D Generation would go on to do another fine album for Columbia, 1999’s sadly unheralded Through the Darkness. The band broke up that same year. Malin finally achieved fame in the early 2000s after re-inventing himself as a “singer/songwriter” and indulging his inner Neil Young. And while it was nice to see this talented individual finally “make it”, he was always at his best when he was fronting a full-blown rock n’ roll band. 15 years later, No Lunch sounds as good as ever and remains the best thing Malin has ever put his name on. Like other terrific groups of the same ilk (Hanoi Rocks, Dogs D’Amour), D Generation was probably too hard rock for the punks and too punk for the hard rockers. The alternative rock hit-makers of the mid-‘90s sure as hell didn’t know what to do with this band. They weren’t grunge. They weren’t ska. They weren’t “post-modern”. They didn’t cross over to AOR formats like Social Distortion or seize the Hot Topic demographic like The Offspring.
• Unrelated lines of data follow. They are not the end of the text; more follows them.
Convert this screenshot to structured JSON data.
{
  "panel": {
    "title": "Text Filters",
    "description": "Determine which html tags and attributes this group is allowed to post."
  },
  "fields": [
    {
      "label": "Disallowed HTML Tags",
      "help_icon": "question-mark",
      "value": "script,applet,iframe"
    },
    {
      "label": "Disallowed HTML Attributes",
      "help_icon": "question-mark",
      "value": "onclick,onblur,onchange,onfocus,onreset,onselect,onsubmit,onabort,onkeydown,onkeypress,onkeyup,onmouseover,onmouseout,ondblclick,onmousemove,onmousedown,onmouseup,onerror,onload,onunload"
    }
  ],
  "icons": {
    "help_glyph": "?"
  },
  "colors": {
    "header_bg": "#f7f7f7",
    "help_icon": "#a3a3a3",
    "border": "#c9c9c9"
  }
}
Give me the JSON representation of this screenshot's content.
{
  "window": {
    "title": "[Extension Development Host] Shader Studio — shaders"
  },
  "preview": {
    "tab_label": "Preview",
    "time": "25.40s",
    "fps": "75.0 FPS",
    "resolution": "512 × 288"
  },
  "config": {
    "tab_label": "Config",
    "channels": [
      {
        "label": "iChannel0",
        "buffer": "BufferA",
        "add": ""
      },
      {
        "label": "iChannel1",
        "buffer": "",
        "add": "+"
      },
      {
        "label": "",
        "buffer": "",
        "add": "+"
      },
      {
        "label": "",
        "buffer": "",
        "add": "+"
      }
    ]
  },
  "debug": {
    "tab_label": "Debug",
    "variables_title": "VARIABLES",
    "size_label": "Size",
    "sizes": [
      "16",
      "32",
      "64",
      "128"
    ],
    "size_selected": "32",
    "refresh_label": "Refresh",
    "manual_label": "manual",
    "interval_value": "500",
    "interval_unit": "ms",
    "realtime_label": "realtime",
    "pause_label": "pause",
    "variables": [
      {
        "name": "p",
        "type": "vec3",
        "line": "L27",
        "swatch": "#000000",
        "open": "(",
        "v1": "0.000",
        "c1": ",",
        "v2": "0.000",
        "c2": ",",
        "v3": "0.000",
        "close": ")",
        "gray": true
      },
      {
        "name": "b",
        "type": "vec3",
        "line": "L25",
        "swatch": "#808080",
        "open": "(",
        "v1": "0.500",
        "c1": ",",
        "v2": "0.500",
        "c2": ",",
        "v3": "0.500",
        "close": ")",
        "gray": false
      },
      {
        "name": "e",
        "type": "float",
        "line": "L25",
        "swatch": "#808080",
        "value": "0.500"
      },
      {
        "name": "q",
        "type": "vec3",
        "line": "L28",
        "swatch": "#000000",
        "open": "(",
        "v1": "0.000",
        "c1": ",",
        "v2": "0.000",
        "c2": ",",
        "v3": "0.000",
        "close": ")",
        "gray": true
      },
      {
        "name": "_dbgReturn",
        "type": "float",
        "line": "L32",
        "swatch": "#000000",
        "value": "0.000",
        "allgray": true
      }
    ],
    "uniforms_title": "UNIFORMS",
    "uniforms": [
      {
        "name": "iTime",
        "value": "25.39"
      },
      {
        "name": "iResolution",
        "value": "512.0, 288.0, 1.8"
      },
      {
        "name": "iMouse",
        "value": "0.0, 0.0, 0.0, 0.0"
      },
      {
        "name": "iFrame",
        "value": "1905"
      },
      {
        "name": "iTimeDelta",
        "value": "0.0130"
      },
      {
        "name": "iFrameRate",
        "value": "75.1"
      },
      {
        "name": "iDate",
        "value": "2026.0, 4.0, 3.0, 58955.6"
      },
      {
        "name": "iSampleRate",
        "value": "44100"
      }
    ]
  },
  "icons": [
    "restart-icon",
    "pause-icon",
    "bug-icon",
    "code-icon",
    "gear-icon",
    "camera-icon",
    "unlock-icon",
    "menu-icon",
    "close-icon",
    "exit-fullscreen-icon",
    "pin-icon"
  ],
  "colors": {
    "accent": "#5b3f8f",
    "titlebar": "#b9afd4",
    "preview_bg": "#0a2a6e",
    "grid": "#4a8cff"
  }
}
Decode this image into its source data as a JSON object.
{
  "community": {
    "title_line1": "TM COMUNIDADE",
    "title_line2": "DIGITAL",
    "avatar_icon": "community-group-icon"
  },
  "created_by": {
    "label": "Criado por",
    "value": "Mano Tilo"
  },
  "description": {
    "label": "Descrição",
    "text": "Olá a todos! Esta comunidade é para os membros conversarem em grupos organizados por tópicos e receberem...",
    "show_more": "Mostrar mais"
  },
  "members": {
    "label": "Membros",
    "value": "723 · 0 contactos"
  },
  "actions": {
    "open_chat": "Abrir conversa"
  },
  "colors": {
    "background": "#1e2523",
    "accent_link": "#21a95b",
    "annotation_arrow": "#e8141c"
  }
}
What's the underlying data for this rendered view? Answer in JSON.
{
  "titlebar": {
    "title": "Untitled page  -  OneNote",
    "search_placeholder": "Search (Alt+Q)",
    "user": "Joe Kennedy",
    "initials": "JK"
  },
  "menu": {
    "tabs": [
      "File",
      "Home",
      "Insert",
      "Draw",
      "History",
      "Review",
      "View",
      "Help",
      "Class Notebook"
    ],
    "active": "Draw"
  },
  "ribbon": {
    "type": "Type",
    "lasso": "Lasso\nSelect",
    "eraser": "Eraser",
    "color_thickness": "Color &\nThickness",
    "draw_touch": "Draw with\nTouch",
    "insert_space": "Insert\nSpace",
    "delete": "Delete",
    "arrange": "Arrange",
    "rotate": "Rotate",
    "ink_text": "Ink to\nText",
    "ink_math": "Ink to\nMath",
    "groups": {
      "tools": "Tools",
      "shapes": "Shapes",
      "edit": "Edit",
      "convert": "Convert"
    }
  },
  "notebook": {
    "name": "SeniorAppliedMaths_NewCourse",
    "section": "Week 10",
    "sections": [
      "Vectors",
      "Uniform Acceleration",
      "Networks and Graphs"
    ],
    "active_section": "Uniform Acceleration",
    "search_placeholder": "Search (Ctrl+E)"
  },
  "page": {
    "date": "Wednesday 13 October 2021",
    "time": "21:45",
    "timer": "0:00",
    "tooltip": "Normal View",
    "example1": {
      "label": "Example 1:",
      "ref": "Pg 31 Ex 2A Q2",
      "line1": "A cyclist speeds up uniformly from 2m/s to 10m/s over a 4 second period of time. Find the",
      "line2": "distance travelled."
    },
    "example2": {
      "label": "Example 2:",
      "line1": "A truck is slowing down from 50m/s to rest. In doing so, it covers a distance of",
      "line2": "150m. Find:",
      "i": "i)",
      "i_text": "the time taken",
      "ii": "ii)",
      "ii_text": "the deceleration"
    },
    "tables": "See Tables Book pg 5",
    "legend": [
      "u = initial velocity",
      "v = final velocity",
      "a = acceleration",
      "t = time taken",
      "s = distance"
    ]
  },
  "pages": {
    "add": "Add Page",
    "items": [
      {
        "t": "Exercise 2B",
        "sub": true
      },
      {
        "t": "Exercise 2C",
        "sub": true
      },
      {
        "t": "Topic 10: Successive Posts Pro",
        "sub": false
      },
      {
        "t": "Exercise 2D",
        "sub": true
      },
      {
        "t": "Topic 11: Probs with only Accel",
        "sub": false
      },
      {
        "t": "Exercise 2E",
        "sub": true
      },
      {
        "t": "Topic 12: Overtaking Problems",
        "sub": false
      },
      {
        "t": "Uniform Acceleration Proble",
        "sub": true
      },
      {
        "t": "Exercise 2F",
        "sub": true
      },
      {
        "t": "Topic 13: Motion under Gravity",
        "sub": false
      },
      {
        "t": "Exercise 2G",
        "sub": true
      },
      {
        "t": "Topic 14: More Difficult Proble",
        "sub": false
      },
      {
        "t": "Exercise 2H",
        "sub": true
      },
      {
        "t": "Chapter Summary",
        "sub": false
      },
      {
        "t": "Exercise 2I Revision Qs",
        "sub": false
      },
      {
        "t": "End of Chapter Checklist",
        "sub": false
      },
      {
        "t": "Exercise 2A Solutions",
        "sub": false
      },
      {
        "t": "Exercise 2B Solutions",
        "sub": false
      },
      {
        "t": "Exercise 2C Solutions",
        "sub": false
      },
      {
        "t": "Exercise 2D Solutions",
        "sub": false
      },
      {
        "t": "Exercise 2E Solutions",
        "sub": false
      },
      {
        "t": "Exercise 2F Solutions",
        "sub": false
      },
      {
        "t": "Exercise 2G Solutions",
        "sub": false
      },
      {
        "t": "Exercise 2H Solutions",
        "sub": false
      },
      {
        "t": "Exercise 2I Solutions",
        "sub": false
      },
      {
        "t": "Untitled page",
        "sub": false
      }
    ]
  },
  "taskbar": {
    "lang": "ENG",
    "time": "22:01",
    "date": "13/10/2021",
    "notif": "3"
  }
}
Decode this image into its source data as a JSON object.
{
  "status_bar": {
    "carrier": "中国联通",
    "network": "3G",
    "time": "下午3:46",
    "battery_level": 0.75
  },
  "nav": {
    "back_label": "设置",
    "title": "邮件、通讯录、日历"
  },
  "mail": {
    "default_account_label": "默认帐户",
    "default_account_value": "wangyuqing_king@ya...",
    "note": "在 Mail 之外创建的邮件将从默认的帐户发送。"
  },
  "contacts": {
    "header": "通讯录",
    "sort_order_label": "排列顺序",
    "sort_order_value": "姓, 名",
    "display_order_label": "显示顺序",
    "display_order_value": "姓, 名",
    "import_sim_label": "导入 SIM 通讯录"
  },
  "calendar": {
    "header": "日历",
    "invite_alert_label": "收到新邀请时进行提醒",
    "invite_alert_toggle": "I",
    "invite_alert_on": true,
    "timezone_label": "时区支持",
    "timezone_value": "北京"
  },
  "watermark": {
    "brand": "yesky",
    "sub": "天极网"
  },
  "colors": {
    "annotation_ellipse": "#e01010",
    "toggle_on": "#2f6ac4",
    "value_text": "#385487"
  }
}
While it’s a shame they only got to do three albums on a major, the fact that it was that many was slightly miraculous! D Generation’s eventual imitators only made the band’s demise seem all the more unfortunate. And when the likes of the White Stripes, Strokes, and Vines were living large in the heyday of “garage” revivalism, it was hard not to wish that D Gen would get back together and blow all those bands off the stage. If the silver lining of so many failed mid-’90s major label "alternative" acts is that you can still find a lot of really great albums for cheap in cut-out bins, then put No Lunch at the very top of your to-find list.

-Josh Rutledge

4 comments:

gunther said...

Wasn't "Degenerated" played at the end of "Airheads"?

Anonymous said...

So, what does the 'D' stand for Again? This band totally escsped me BACK IN THE DAY™ So its good that organizations like DIRTY SHEETS is around to keep reminding me that that dirty puddle is deep and full of unacknowledged diamonds. Thanks for reminding me Mr. Rutledge!

Rutledge said...

Indeed that song was played at the end of "Airheads"- if I recall it was the version from the D Gen self-titled album with Brendan Fraser's vocals dubbed in!

gunther said...

The "D" stands for either Diseased, Downtrodden or Doritos.